Вот деревня, в которой мне приходилось бывать в ту памятную осень.

Она уже полна военных вдов. Одна из них живет по соседству со мной — она ютится в жалкой хибаре с дырявой крышей. Когда идет дождь, женщина собирает своих детей — их у нее четверо — и накрывает всех старой рогожей. Дождь проходит, и она вытирает лужи. Попытка замазать глиной дыры в потолке не приносит успеха. Ест она только мамалыгу и пустую похлебку. Одета нищенски. Траура по мужу она не носит, если не считать того, что в ее юбке, сшитой из лоскутьев старой материи, есть несколько черных полос. В доме уже почти не осталось никаких признаков того, что здесь жил когда-то мужчина, «герой», павший за «Христа и цивилизацию» в далеких русских степях. Крохотный дворик. Две курицы. Дети в одних рубашонках играют у сломанного забора.

— Твой муж погиб, Иоана?

— Да, господин. Его забрали у меня, и он погиб.

— А земля у вас есть?

— А как же, четверть погона.

— А пенсия за мужа?

— Есть и пенсия — шестьсот лей. Я получаю ее раз в три месяца, а хватает еле-еле на месяц…

Иоана разговаривает спокойно. Она не плачет и не жалуется. Она уже привыкла к своему безнадежному положению. Правда, улыбки на ее лице не увидишь. Но она ведь и раньше не очень-то часто улыбалась.

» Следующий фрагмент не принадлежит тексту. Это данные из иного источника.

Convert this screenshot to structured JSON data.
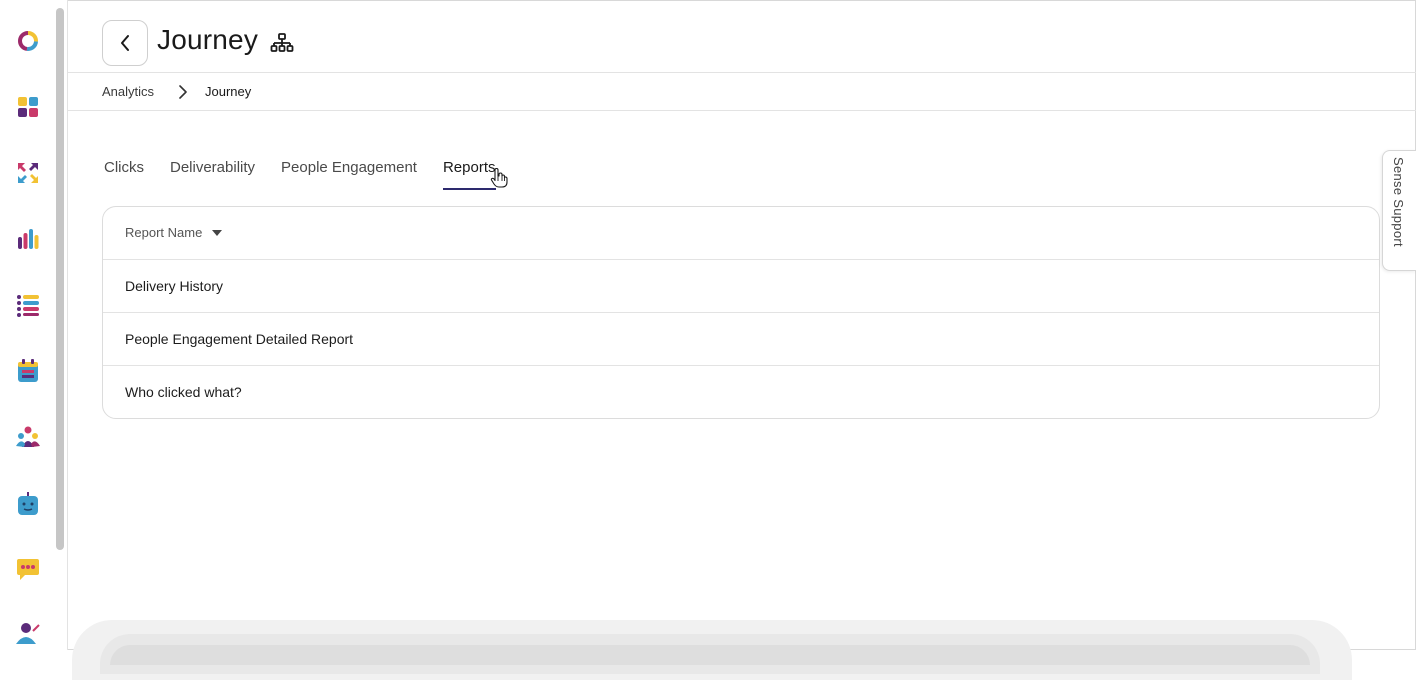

В селе уже есть не только вдовы, но и инвалиды. Двое местных парней вернулись одноногими. Третий лишился обеих ног — их ампутировали до самых бедер… Все же и он каждый день приползает в кабак. Нижняя часть его туловища зашита в холстину, наподобие мешка, и подшита куском кожи; в руках — два коротких костыля. Он просит стаканчик цуйки и начинает рассуждать о своем положении:

— То, что я остался совсем без ног, принесло государству большую экономию: при демобилизации я получил только куртку. Я-то, конечно, пробовал спорить: «Господин сержант, говорю, а штаны?» А он говорит: «Какие штаны? Зачем тебе штаны?» — «Повешу их на стенку и, глядя на них, буду вспоминать то времечко, когда и у меня были ноги… А может, отдам их брату… Вам-то какое дело?» — «Ах ты, нахал, — говорит сержант и хватается за ремень, — растак твою мать! Если твой брат хочет получить штаны от государства, пусть отправляется на фронт и идет в бой за короля и отечество!» — «Как же ему идти на фронт, ежели его и на свете не существует. Нет у меня никакого брата». — «Вот видишь, какой ты жулик? Я вас хорошо знаю: все вы жулики». — «Мы не жулики, мы безногие».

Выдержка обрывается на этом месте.